A inexistência de ateliês no Uruguai e no Brasil levou Aroztegui a reunir em três tapeçarias propostas de exercícios com técnicas usadas nos diversos lugares por onde ele esteve aprendendo. Se deslocava para São Paulo e Porto Alegre, especificamente, para ministrar suas aulas. Os cadernos de aluno são três tapeçarias que reúnem uma série de exercícios para aprendizes a tapeceiro. No primeiro, denominado Recursos Têxteis no Plano, o aprendiz aprende a urdir seu tear, usando três fios por centímetro de um algodão de espessura fina. O urdimento segue um ritual de várias etapas que deve ser firme e parelho, pois serve de sustentação para a trama. O tear usado é o de alto-liço, tear vertical mais comum no Oriente Médio e entre os povos andinos; o de baixo-liço, horizontal, ocupa mais espaço físico e é usado principalmente na Europa. O caderno de aluno reúne e é tramado em várias propostas de exercícios que servem de alicerce para futuras tapeçarias. Para o bom aprendizado da técnica é primordial a presença do mestre tapeceiro e sua orientação. Ao final da série de exercícios, o aprendiz desenvolve um cartão com um desenho, cujo objetivo é que nesse cartão estejam inseridas as técnicas propostas. Em toda essa trama, é proposto ao aprendiz que use cinco cores de um mesmo fio, algodão, lã ou acrílico, escolhidos previamente. Para Aroztegui era mais importante o fazer manual no tear, narrado pelo mestre tapeceiro, do que qualquer outro tipo de anotação.

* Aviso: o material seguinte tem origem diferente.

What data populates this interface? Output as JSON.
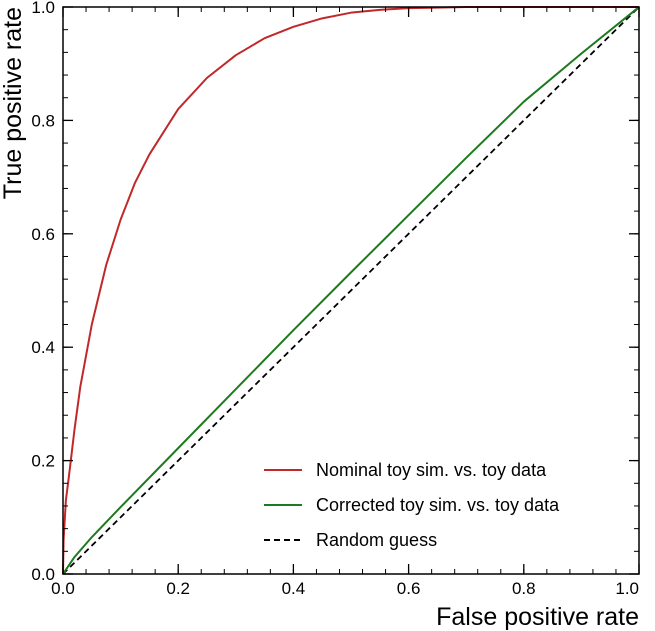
{
  "chart_data": {
    "type": "line",
    "xlabel": "False positive rate",
    "ylabel": "True positive rate",
    "xlim": [
      0.0,
      1.0
    ],
    "ylim": [
      0.0,
      1.0
    ],
    "xticks": [
      "0.0",
      "0.2",
      "0.4",
      "0.6",
      "0.8",
      "1.0"
    ],
    "yticks": [
      "0.0",
      "0.2",
      "0.4",
      "0.6",
      "0.8",
      "1.0"
    ],
    "grid": false,
    "legend_position": "bottom-right",
    "series": [
      {
        "name": "Nominal toy sim. vs. toy data",
        "color": "#c0282a",
        "style": "solid",
        "x": [
          0.0,
          0.001,
          0.005,
          0.01,
          0.02,
          0.03,
          0.05,
          0.075,
          0.1,
          0.125,
          0.15,
          0.2,
          0.25,
          0.3,
          0.35,
          0.4,
          0.45,
          0.5,
          0.55,
          0.6,
          0.65,
          0.7,
          0.8,
          0.9,
          1.0
        ],
        "y": [
          0.0,
          0.06,
          0.13,
          0.17,
          0.255,
          0.33,
          0.44,
          0.545,
          0.625,
          0.69,
          0.74,
          0.82,
          0.875,
          0.915,
          0.945,
          0.965,
          0.98,
          0.99,
          0.995,
          0.998,
          0.999,
          1.0,
          1.0,
          1.0,
          1.0
        ]
      },
      {
        "name": "Corrected toy sim. vs. toy data",
        "color": "#1e7a1e",
        "style": "solid",
        "x": [
          0.0,
          0.02,
          0.05,
          0.1,
          0.2,
          0.3,
          0.4,
          0.5,
          0.6,
          0.7,
          0.8,
          0.9,
          1.0
        ],
        "y": [
          0.0,
          0.03,
          0.065,
          0.118,
          0.222,
          0.326,
          0.43,
          0.532,
          0.633,
          0.734,
          0.833,
          0.918,
          1.0
        ]
      },
      {
        "name": "Random guess",
        "color": "#000000",
        "style": "dashed",
        "x": [
          0.0,
          1.0
        ],
        "y": [
          0.0,
          1.0
        ]
      }
    ]
  }
}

No segundo caderno de aluno, propunha exercícios de domínio da forma. O aprendiz desenvolve vários cartões para exercícios e escolhe novamente cinco cores, preferencialmente diferentes das cinco iniciais. O cartão final desse caderno não deve ser fixado por baixo do urdimento como no primeiro. O aprendiz deverá usá-lo só para fazer marcações no urdimento e mantê-lo ao lado para observação e acompanhamento. Todos aqueles que tiveram a oportunidade de conhecer e aprender a arte da tapeçaria com Aroztegui têm o compromisso de repassar esses ensinamentos para outros aprendizes da tapeçaria.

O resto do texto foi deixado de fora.